- Classification: Division I
- Season: 1989–90
- Teams: 8
- Site: Gersten Pavilion Los Angeles, California
- Champions: Loyola Marymount (awarded title) (3rd title)
- Winning coach: Paul Westhead (3rd title)

= 1990 West Coast Conference men's basketball tournament =

The 1990 West Coast Conference men's basketball tournament was held March 3 and 4 at the Gersten Pavilion at Loyola Marymount University in Los Angeles, California. This was the fourth edition of the tournament.
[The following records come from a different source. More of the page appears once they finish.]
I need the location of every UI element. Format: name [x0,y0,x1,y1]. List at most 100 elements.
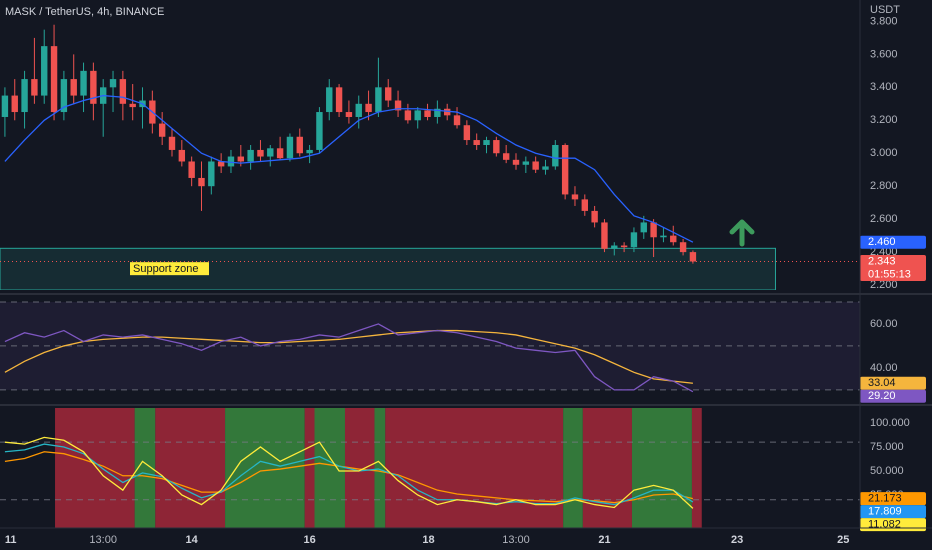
indicator-line [4,94,694,243]
candle-body [679,242,687,253]
candle-body [542,166,549,170]
candle-body [483,140,490,145]
candle-body [365,103,372,113]
candle-body [227,156,235,167]
y-tick-label: 40.00 [870,362,898,374]
candle-body [158,123,166,137]
value-badge [860,505,926,519]
pane [0,408,860,528]
candle-body [326,87,333,113]
indicator-line [4,329,693,384]
candle-body [561,145,569,195]
candle-body [1,95,9,117]
candle-body [444,108,451,116]
value-badge [860,254,926,281]
x-tick-label: 21 [598,534,610,546]
y-tick-label: 100.000 [870,417,910,429]
candle-body [571,194,579,200]
candle-body [267,148,274,157]
regime-band [691,408,702,528]
symbol-title: MASK / TetherUS, 4h, BINANCE [5,6,164,18]
candle-body [670,235,677,243]
candle-body [522,161,530,165]
candle-body [463,125,471,141]
candle-body [11,95,18,113]
candle-body [237,156,244,162]
candle-body [31,79,38,96]
regime-band [385,408,564,528]
x-tick-label: 11 [5,534,17,546]
candle-body [129,103,136,108]
candle-body [591,210,598,223]
candle-body [650,222,657,238]
candle-body [188,161,195,178]
y-tick-label: 3.000 [870,147,898,159]
candle-body [345,112,353,117]
candle-body [21,79,28,113]
y-tick-label: 2.600 [870,213,898,225]
candle-body [375,87,382,113]
candle-body [512,159,520,165]
regime-band [55,408,135,528]
value-badge [860,492,926,506]
y-tick-label: 2.200 [870,279,898,291]
candle-body [355,103,362,117]
regime-band [155,408,226,528]
candle-body [581,199,588,211]
candle-body [601,222,608,249]
x-tick-label: 18 [422,534,434,546]
x-tick-label: 16 [303,534,315,546]
candle-body [473,140,480,145]
x-tick-label: 14 [186,534,199,546]
candle-body [316,112,323,150]
y-tick-label: 75.000 [870,441,904,453]
candle-body [424,110,431,117]
candle-body [178,149,186,162]
candle-body [385,87,392,101]
candle-body [168,136,176,150]
value-badge [860,235,926,249]
value-badge [860,376,926,390]
regime-band [582,408,632,528]
candle-body [493,140,500,154]
value-badge-label: 33.04 [868,377,896,389]
candle-body [247,149,254,162]
pane [0,301,860,393]
y-tick-label: 2.800 [870,180,898,192]
value-badge-label: 2.460 [868,236,896,248]
candle-body [80,70,87,96]
candle-body [208,161,215,187]
y-tick-label: 3.200 [870,114,898,126]
regime-band [314,408,345,528]
candle-body [50,46,58,113]
candle-body [689,252,697,262]
candle-body [630,232,638,248]
support-zone [0,247,776,290]
candle-body [276,148,284,159]
regime-band [631,408,692,528]
candle-body [70,79,77,96]
candle-body [453,115,461,126]
candle-body [306,149,313,154]
candle-body [296,136,303,154]
y-tick-label: 3.600 [870,48,898,60]
y-tick-label: 60.00 [870,318,898,330]
value-badge-label: 17.809 [868,506,902,518]
y-tick-label: 50.000 [870,465,904,477]
x-tick-label: 13:00 [89,534,117,546]
candle-body [611,245,618,249]
pane: Support zone [0,24,860,290]
candle-body [660,235,667,238]
value-badge-label: 29.20 [868,390,896,402]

During the first semi-final game on Sunday between top-seeded Loyola Marymount and #4 seed , LMU forward Hank Gathers collapsed with 13:34 left in the first half. He had just scored a dunk on an alley-oop pass from point guard Terrell Lowery that put the Lions up 25–13. He fell a short distance from Pilots point guard Erik Spoelstra, attempted to get up, but shortly after stopped breathing. Transferred to nearby Daniel Freeman Marina Hospital, Gathers was pronounced dead less than two hours later; he was 23 years old.

The game and the rest of the tournament were canceled, with regular season champion LMU awarded the WCC's berth in the 64-team NCAA tournament. Seeded eleventh in the West regional, the Lions won three games and advanced to the Elite Eight; they lost to top seed UNLV, the eventual national champion.